Daily Champion (Lagos)

Nigeria: Maternal Mortality - Safeguarding Expectant Mothers

22 January 2008


opinion

Lagos — HEN Mrs. Omolara Adenike became pregnant few months after her wedding, there was no indication that she will not be alive to tell her experiences on pregnancy and childbirth.

Her ordeal started few hours to her Date of Delivery (D.D), when it was discovered that she was anaemic. The situation became critical as the hospital she registered for ante natal does not have blood bank.By the time her relation, could run around and secure the required pints of blood, she has labouriously given birth, but died almost immediately.

There is also the case of Mrs Ladi Mustapha, a well known lovely lady who lost her life in the hands of traditional birth attendants while giving birth to her eighth child.

The two incidents represent some ugly experience that women are face with and in their deaths may not be unconnected with ill-health, inadequate healthcare or poor nutrition.

The 2006 census put the country's population at 140 million, with women of child bearing age totalling 30 million. A disturbing trend, according to health experts is that about 58 per cent of pregnant women in Nigeria give birth at home in the hands of quacks and only 37 per cent have access to modern health centres. Even in the so - called modern health centres and the facilities about 54 per cent have no professional midwives while 40 per cent have only one or two of such midwives.

The survey further indicates that majority of women in the country are poor and illiterate, and above all, are indecisive on the proper measures to take, as any decision by them cannot be effective without the approval of their husbands or other male relations.
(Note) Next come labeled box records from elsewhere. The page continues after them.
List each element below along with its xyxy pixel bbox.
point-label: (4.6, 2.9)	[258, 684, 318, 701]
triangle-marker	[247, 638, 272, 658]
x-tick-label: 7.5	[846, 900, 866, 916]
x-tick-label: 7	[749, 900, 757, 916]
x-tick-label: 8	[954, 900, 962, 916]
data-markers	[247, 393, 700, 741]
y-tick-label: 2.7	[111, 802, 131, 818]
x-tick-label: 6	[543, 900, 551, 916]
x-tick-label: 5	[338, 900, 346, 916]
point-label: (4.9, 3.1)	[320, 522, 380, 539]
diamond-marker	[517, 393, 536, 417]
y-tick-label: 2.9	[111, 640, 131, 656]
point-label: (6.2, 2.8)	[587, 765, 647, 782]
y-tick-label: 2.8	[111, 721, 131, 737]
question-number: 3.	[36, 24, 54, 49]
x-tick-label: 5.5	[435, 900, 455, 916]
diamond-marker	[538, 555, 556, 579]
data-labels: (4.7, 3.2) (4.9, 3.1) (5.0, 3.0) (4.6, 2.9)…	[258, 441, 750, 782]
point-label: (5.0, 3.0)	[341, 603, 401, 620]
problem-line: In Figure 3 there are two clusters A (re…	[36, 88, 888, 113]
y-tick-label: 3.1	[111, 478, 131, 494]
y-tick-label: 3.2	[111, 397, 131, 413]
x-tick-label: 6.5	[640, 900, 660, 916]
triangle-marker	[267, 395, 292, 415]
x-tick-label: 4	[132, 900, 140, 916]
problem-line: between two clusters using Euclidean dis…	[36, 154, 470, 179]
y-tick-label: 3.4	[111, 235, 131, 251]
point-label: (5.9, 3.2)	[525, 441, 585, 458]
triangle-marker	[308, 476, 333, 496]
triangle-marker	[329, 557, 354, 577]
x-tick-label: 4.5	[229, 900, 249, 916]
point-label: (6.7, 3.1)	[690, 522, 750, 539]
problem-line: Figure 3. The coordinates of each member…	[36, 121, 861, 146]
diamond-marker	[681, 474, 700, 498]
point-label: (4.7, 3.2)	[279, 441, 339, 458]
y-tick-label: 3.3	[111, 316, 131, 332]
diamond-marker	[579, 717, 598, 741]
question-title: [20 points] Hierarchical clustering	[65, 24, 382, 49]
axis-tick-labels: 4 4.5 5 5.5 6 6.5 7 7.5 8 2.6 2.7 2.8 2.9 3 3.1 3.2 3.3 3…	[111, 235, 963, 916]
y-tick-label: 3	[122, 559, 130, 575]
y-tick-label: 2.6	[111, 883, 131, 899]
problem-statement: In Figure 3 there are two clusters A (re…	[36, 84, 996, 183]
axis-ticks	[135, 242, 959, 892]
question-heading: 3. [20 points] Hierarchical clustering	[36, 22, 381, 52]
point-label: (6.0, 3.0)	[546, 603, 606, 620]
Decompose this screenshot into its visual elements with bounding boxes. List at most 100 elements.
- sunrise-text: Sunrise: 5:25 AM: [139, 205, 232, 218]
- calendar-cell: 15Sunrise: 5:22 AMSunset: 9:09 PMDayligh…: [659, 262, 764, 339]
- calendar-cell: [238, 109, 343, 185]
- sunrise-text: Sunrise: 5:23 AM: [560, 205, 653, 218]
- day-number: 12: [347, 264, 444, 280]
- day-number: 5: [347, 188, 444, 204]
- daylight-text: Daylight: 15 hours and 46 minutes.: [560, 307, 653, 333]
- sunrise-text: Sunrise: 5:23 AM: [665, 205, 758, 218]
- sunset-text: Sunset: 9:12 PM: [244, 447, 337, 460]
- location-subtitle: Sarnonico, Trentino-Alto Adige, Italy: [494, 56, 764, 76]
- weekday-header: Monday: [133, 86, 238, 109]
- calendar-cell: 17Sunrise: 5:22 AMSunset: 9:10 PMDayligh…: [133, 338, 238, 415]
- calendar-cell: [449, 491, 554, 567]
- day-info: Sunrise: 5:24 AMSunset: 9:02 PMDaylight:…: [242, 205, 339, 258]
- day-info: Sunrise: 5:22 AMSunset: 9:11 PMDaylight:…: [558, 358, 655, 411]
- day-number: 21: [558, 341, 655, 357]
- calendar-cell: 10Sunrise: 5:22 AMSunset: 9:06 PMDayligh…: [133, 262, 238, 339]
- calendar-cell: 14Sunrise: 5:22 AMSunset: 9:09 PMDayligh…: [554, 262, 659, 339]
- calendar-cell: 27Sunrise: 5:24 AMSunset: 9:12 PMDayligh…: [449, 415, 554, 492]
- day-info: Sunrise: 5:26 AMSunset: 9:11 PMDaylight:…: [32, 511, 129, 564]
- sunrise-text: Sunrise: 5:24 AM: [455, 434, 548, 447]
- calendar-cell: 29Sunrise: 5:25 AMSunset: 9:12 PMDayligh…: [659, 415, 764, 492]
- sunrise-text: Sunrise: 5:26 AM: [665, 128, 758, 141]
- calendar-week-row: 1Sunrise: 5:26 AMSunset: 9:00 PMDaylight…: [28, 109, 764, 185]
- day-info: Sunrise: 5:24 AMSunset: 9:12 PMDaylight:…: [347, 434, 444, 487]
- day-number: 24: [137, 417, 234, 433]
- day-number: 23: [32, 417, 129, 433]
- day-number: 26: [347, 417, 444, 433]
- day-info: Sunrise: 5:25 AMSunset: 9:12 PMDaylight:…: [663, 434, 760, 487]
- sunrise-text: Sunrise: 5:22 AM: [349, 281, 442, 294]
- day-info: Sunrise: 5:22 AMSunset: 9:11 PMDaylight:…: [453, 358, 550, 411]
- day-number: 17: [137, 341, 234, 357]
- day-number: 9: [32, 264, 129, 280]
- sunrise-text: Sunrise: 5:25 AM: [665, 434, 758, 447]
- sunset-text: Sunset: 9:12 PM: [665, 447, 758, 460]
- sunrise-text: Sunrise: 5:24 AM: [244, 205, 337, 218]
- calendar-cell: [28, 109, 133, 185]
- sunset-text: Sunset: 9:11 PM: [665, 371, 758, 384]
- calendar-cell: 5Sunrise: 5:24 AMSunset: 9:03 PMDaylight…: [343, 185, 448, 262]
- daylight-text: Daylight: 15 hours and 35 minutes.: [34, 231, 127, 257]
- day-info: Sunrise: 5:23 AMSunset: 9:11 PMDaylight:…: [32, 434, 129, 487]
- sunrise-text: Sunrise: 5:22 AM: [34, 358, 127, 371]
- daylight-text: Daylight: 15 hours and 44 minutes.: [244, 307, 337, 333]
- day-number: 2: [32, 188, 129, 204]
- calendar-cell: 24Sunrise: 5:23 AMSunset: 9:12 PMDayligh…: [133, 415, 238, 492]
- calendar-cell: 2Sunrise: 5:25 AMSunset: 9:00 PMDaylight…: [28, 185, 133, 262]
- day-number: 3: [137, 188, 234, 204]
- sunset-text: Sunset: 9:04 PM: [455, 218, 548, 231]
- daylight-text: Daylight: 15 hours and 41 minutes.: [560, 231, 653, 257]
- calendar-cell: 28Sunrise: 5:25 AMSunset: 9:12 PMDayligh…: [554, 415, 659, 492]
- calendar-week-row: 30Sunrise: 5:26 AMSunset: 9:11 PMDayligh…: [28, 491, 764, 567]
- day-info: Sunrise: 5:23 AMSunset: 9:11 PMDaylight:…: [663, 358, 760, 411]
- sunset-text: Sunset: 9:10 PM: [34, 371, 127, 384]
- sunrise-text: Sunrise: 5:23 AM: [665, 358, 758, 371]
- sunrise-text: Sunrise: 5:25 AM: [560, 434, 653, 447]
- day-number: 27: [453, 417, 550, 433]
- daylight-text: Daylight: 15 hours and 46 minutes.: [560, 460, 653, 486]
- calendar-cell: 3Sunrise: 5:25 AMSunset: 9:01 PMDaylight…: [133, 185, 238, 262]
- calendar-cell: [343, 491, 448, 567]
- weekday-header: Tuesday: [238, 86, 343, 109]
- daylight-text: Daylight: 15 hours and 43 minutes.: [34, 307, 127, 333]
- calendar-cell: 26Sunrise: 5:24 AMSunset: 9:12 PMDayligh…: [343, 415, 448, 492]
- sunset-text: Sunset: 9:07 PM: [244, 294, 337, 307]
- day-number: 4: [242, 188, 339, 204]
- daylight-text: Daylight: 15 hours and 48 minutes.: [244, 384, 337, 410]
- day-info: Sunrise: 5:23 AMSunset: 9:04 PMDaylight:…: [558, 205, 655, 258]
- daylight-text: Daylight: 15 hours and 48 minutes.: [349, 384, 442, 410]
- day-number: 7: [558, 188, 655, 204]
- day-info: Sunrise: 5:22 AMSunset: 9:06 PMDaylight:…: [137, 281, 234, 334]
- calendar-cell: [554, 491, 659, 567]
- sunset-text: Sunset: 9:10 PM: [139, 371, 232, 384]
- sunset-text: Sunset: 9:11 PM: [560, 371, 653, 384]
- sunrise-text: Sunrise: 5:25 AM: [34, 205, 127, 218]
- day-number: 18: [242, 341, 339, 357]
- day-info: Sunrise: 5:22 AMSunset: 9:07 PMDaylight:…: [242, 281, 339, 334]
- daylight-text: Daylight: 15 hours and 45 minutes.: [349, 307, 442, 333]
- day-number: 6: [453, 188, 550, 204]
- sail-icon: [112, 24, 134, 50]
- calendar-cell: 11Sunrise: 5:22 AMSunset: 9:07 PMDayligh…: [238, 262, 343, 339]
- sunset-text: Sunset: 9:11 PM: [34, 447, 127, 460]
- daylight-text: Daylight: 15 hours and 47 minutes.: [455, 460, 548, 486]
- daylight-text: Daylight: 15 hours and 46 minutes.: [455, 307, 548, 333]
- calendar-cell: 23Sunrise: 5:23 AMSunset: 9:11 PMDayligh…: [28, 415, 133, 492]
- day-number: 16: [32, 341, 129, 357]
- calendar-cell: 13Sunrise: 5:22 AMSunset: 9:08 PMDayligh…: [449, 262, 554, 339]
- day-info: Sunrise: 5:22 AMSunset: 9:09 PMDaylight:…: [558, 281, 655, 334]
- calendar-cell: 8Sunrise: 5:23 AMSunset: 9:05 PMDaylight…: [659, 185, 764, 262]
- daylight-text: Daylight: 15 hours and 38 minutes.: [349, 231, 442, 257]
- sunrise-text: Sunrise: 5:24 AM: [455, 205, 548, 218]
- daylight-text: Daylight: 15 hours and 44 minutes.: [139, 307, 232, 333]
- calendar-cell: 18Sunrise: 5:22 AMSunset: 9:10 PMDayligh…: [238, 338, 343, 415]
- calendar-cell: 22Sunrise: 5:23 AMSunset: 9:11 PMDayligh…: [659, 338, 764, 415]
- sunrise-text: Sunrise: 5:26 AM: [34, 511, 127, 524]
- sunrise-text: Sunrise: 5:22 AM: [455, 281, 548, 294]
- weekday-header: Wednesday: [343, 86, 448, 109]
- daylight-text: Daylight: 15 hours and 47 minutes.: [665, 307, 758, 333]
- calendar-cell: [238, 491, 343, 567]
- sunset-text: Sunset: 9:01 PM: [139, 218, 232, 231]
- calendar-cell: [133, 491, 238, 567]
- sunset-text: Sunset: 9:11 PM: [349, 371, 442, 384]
Another survey shows that one child in every 12 does not reach his or her fifth birthday, thereby making childhood in Nigeria a precarious period to children. Most disheartening is the fact that many of these deaths can be prevented using existing knowledge and affordable tools.

Considering the steady increase in infant mortality in the country, one can safely say that it will be impossible for Nigeria to meet up with the Millennium Development Goals (MDGs) of reducing child mortality and improving maternal health by the year 2015.

It was against this background, that DEVCOMS Network-a media development organisation packaged a two day workshop recently in Lagos, tagged "Health Journalists Immersion Programme to strengthen Maternal, Newborn and Child Health (MNCH) Strategy Advocacy in Nigeria."

During the event, participants shared a number of key story ideas and developed new ones aimed at addressing the deaths of mothers and children in the country.

DEVCOM'S Programme Director, Mr. Akin Jimoh, who spoke at the event lamented the high rate of maternal and child mortality in the country. Mr Jimoh observed that one child in 12 does not reach his or her fifth birthday, adding that this makes childhood in Nigeria a precarious period for children.

Most disheartening, he said ,is the fact that many of these deaths can be prevented if existing knowledge and affordable tools are used.

To the programme director, women, newborns and children all have rights and all would benefit from a health system that functions to deliver interventions from the pre-pregnancy period, through pregnancy, childbirth and the post-natal period into infancy and childhood.

To reduce maternal and child deaths dramatically, he said, all women need access to high quality delivery care with at least three key elements, namely, skilled care at birth, emergency obstetric care in case of complications, and a functionally referral system which ensures access to emergency if needed. Another key solution is helping women to avoid unwanted pregnancies and births, newborn and child deaths.

He equally observed that improving maternal, newborn and child health has been slow and uneven, adding that it is due to the lack of political attention and unavailability of the resources required to scale-up the coverage of essential interventions.The director pointed out that more than two-third of newborn deaths, could be prevented by extending the availability and use of existing cost-effective technologies. Although gains have been made in recent years, weak health systems and under-investment continue to militate against widespread progress."

"At the same time, professional clinical care should be strengthened and made more equitable. Strong community service can promote demand for skilled care," she said.

Mr Jimoh maintained that maternal, neonatal and child deaths constitute a huge number of deaths each year, noting that attention and funding for Maternal, Neo-natal and Child Health (MNCH) is much less than in other high profile cases such as HIV /AIDS.

He advised Nigerian journalists to effectively bring to the consciousness of government officials, especially at the local government levels that time - proven interventions can easily be implemented at the grassroot levels.

"Every minute, the loss of a mother shatters a family and threatens the well-being of the surviving children. For every woman who dies, 20 or more experience serious complications", he said.

His organisation, he said, is a media development group founded in 1994 to strengthen news media coverage of science and public health issues.

Also speaking at the event, Ms Nnenna Ike of DEVCOM who spoke on, "MNCH and the need for media advocacy" noted that 1 in every 20 pregnant women in Nigeria dies from pregnancy/childbirth related complications.